Sam avrebbe voluto coprirsi le orecchie, ma non aveva potuto fare altro che evitare lo sguardo del fratello e fingere di non aver sentito la risposta:

«Il giorno in cui Sam è partito per Stanford.»

«Uh, interessante!»

Dean guardò Sam con aria implorante, come a chiedergli di trovare un modo per zittirlo. Sam si strinse nelle spalle, impossibilitato a fare qualunque cosa: essendo legato alla sedia, non poteva neanche dare un colpo in testa al fratello per metterlo KO ed evitargli perlomeno l’umiliazione.
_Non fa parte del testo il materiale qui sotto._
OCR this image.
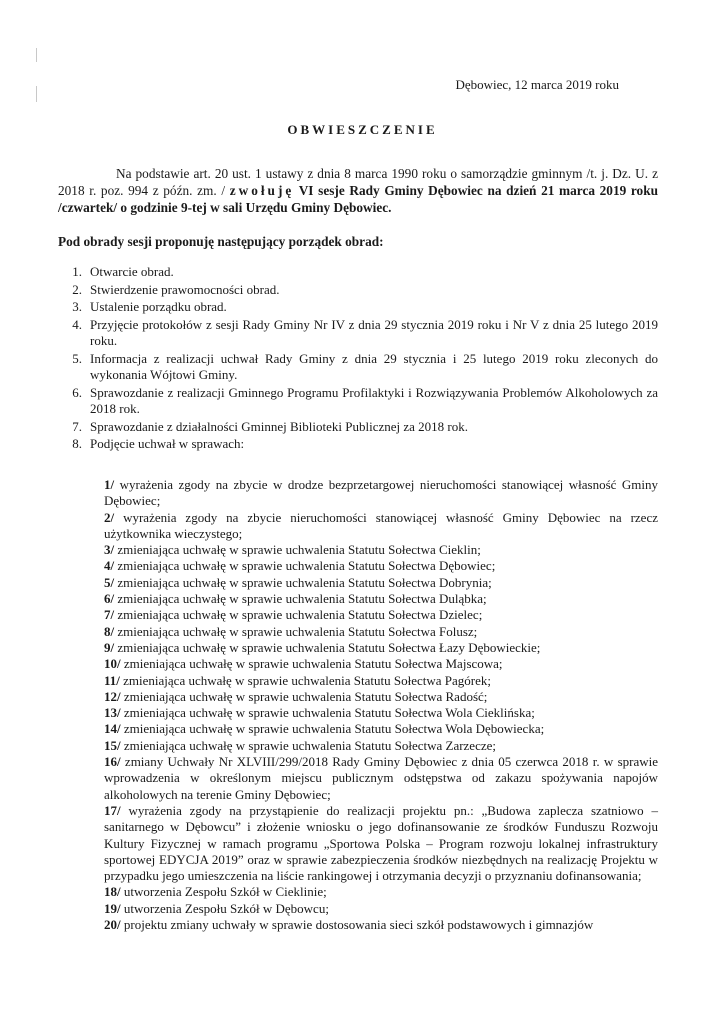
Dębowiec, 12 marca 2019 roku
OBWIESZCZENIE
Na podstawie art. 20 ust. 1 ustawy z dnia 8 marca 1990 roku o samorządzie gminnym /t. j. Dz. U. z 2018 r. poz. 994 z późn. zm. / zwołuję VI sesje Rady Gminy Dębowiec na dzień 21 marca 2019 roku /czwartek/ o godzinie 9-tej w sali Urzędu Gminy Dębowiec.
Pod obrady sesji proponuję następujący porządek obrad:
1. Otwarcie obrad.
2. Stwierdzenie prawomocności obrad.
3. Ustalenie porządku obrad.
4. Przyjęcie protokołów z sesji Rady Gminy Nr IV z dnia 29 stycznia 2019 roku i Nr V z dnia 25 lutego 2019 roku.
5. Informacja z realizacji uchwał Rady Gminy z dnia 29 stycznia i 25 lutego 2019 roku zleconych do wykonania Wójtowi Gminy.
6. Sprawozdanie z realizacji Gminnego Programu Profilaktyki i Rozwiązywania Problemów Alkoholowych za 2018 rok.
7. Sprawozdanie z działalności Gminnej Biblioteki Publicznej za 2018 rok.
8. Podjęcie uchwał w sprawach:
1/ wyrażenia zgody na zbycie w drodze bezprzetargowej nieruchomości stanowiącej własność Gminy Dębowiec;
2/ wyrażenia zgody na zbycie nieruchomości stanowiącej własność Gminy Dębowiec na rzecz użytkownika wieczystego;
3/ zmieniająca uchwałę w sprawie uchwalenia Statutu Sołectwa Cieklin;
4/ zmieniająca uchwałę w sprawie uchwalenia Statutu Sołectwa Dębowiec;
5/ zmieniająca uchwałę w sprawie uchwalenia Statutu Sołectwa Dobrynia;
6/ zmieniająca uchwałę w sprawie uchwalenia Statutu Sołectwa Duląbka;
7/ zmieniająca uchwałę w sprawie uchwalenia Statutu Sołectwa Dzielec;
8/ zmieniająca uchwałę w sprawie uchwalenia Statutu Sołectwa Folusz;
9/ zmieniająca uchwałę w sprawie uchwalenia Statutu Sołectwa Łazy Dębowieckie;
10/ zmieniająca uchwałę w sprawie uchwalenia Statutu Sołectwa Majscowa;
11/ zmieniająca uchwałę w sprawie uchwalenia Statutu Sołectwa Pagórek;
12/ zmieniająca uchwałę w sprawie uchwalenia Statutu Sołectwa Radość;
13/ zmieniająca uchwałę w sprawie uchwalenia Statutu Sołectwa Wola Cieklińska;
14/ zmieniająca uchwałę w sprawie uchwalenia Statutu Sołectwa Wola Dębowiecka;
15/ zmieniająca uchwałę w sprawie uchwalenia Statutu Sołectwa Zarzecze;
16/ zmiany Uchwały Nr XLVIII/299/2018 Rady Gminy Dębowiec z dnia 05 czerwca 2018 r. w sprawie wprowadzenia w określonym miejscu publicznym odstępstwa od zakazu spożywania napojów alkoholowych na terenie Gminy Dębowiec;
17/ wyrażenia zgody na przystąpienie do realizacji projektu pn.: „Budowa zaplecza szatniowo – sanitarnego w Dębowcu” i złożenie wniosku o jego dofinansowanie ze środków Funduszu Rozwoju Kultury Fizycznej w ramach programu „Sportowa Polska – Program rozwoju lokalnej infrastruktury sportowej EDYCJA 2019” oraz w sprawie zabezpieczenia środków niezbędnych na realizację Projektu w przypadku jego umieszczenia na liście rankingowej i otrzymania decyzji o przyznaniu dofinansowania;
18/ utworzenia Zespołu Szkół w Cieklinie;
19/ utworzenia Zespołu Szkół w Dębowcu;
20/ projektu zmiany uchwały w sprawie dostosowania sieci szkół podstawowych i gimnazjów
L’unica cosa positiva era che Dean non sapeva della lametta che Sam aveva nella manica della camicia, con la quale stava lentamente lavorando per liberarsi, e quindi non aveva potuto dire nulla al riguardo al loro carceriere. Però si trattava di un lavoro lungo e impegnativo, che avrebbe richiesto molti minuti per essere portato a termine, anche se l’attenzione dello psicopatico era concentrata su Dean.

«E com’era la vita dopo che Sammy è partito?»

Sam avrebbe voluto chiudere gli occhi e fingere che non stesse succedendo nulla, ma si limitò a continuare il lento lavoro di tagliare le corde e a fissare il rapitore per assicurarsi di non essere scoperto.

«Uno schifo. Io e papà non ci siamo praticamente rivolti la parola per sei mesi. Ho cacciato da solo per la prima volta e poi sono andato da Sam e non avrei dovuto, non me ne fregava nulla di fare attenzione e ho rischiato di essere ammazzato e papà mi ha urlato contro e se n’è andato per i fatti suoi e quando mi sono rimesso in piedi sono tornato di nuovo a Stanford e–» Dean si bloccò dopo aver parlato così velocemente da perdere il fiato e si morse il labbro con violenza.

«Sei tornato a Stanford, eh?» lo istigò il sensitivo, accovacciandosi davanti a lui e sfiorandogli il volto con il coltellaccio che teneva in mano. Dean si tirò indietro bruscamente per quanto gli era possibile, cercando di evitare il contatto. «Per fare visita al tuo fratellino?»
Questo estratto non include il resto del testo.